Hmmm.... ok, so maybe I'm confused, but wouldn't 1..5 tick away queues
require a total of 15 queues? Or for 1..5000, 12.5 million? (The
every-tick queue, the every-other-tick queue that started at t0, the
every-other-tick queue that started at t0+1) And how to you keep track
of which 5 queues to look at each tick?
I guess it's not so bad, as long as you don't have too many ticks away
(total #queues is n(n+1)/2). And management is fairly easy. Put the
queues in a 2-d array and run q[1][0], q[2][tick%2], q[3][tick%3], ...
> > In some sense, I would like to keep things simpler for now - at
> > current time it doesn't seem to be stuff like the object traversal
> > being a limiting time factor/causing slowness on the server, but
> > other tasks like map loading/saving.
>
> Very true. I don't have any clever ideas, there. As long as people
> are running the server off NFS, there will be problems with loading
> times, no matter what optimisation we come up with. Well, actually
> one very simple approach is to stop saving to disk and rely on the OS'
> paging/swapping instead. If nothing else, this saves spending CPU on
> converting object data to/from ASCII.
If you're talking about multithreading, then you might as well combine
the two -- never save a map, just tell a thread to go save it. Then be
sure to not throw it out of memory until the thread says it's done.

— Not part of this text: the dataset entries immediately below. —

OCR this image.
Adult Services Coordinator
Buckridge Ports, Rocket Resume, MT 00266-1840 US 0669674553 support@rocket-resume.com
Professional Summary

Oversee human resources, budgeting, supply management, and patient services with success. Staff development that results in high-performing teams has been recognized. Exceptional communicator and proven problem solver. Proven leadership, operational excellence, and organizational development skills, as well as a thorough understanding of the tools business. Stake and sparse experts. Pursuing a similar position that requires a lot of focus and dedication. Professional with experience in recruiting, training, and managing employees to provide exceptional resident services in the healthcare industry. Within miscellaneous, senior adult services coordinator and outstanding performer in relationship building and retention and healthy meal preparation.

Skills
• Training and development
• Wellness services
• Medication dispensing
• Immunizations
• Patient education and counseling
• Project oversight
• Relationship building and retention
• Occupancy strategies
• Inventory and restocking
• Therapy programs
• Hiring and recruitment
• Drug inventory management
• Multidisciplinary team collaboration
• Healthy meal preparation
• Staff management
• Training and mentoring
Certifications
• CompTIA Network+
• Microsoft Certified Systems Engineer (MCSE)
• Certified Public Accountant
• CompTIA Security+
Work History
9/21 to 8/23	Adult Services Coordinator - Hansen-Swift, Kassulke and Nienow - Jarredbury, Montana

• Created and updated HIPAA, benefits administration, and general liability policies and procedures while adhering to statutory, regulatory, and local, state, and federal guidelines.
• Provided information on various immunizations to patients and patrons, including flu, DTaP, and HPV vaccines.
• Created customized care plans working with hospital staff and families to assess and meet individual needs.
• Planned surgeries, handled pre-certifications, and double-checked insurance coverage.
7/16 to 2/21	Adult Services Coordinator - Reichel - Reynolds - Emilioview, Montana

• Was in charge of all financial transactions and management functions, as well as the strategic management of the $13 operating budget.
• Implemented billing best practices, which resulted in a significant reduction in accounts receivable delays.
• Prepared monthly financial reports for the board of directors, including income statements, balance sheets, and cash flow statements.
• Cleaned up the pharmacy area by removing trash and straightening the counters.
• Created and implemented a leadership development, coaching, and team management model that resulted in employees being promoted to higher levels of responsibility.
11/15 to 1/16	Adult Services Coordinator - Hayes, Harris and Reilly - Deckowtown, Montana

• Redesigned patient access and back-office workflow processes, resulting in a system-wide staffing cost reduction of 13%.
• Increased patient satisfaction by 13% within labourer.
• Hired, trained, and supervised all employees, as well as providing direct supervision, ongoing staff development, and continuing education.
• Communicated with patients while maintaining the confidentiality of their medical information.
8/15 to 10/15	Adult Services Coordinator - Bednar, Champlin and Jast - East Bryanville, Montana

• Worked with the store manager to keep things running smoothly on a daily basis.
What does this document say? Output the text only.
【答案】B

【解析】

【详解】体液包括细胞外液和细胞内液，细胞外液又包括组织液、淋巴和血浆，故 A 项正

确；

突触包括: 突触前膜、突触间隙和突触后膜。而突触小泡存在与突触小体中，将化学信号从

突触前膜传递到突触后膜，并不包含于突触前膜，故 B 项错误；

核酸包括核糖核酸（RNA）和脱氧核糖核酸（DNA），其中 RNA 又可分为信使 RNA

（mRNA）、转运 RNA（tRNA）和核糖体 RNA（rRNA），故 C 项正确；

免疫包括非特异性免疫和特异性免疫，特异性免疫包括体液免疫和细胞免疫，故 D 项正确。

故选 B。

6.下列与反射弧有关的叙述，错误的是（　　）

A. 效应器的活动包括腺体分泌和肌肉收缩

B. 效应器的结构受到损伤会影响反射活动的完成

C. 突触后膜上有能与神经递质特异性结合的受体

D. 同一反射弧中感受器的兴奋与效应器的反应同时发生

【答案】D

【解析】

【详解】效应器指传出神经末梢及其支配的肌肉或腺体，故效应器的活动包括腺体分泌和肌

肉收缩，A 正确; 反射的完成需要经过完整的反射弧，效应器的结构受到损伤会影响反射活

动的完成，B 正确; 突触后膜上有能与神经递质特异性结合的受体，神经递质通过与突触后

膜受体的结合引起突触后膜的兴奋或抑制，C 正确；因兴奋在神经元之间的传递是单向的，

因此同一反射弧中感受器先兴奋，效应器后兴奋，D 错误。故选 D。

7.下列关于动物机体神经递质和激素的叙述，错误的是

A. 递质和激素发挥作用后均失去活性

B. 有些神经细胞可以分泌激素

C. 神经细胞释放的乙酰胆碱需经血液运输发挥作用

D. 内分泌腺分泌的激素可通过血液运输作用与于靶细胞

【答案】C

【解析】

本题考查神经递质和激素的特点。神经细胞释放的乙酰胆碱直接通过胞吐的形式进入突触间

> > I know in one of my mail messages a while back following up on
> > David's idea of a more unified scale would be to only process
> > objects in the vincinity of the player (so if you had a 50x50 map
> > for example, only objects with 10 spaces of the player gets
> > processed).
>
> My hunch is that the code for this will be complex.
I don't think it would be horrendous, but you're right. Though I'd be
more worried about confusing map makers -- any fixed distance from a
player will cause weird fringe effects, particularly with a fancy
scripting language. As a map maker, I'd find it much easier to deal with
if I could specify areas where either everything or nothing is
guaranteed to be processed. And that looks a lot like the current notion
of a map. Well, maybe with an edge area that is processed whenever a
player is on an adjacent map, anyway.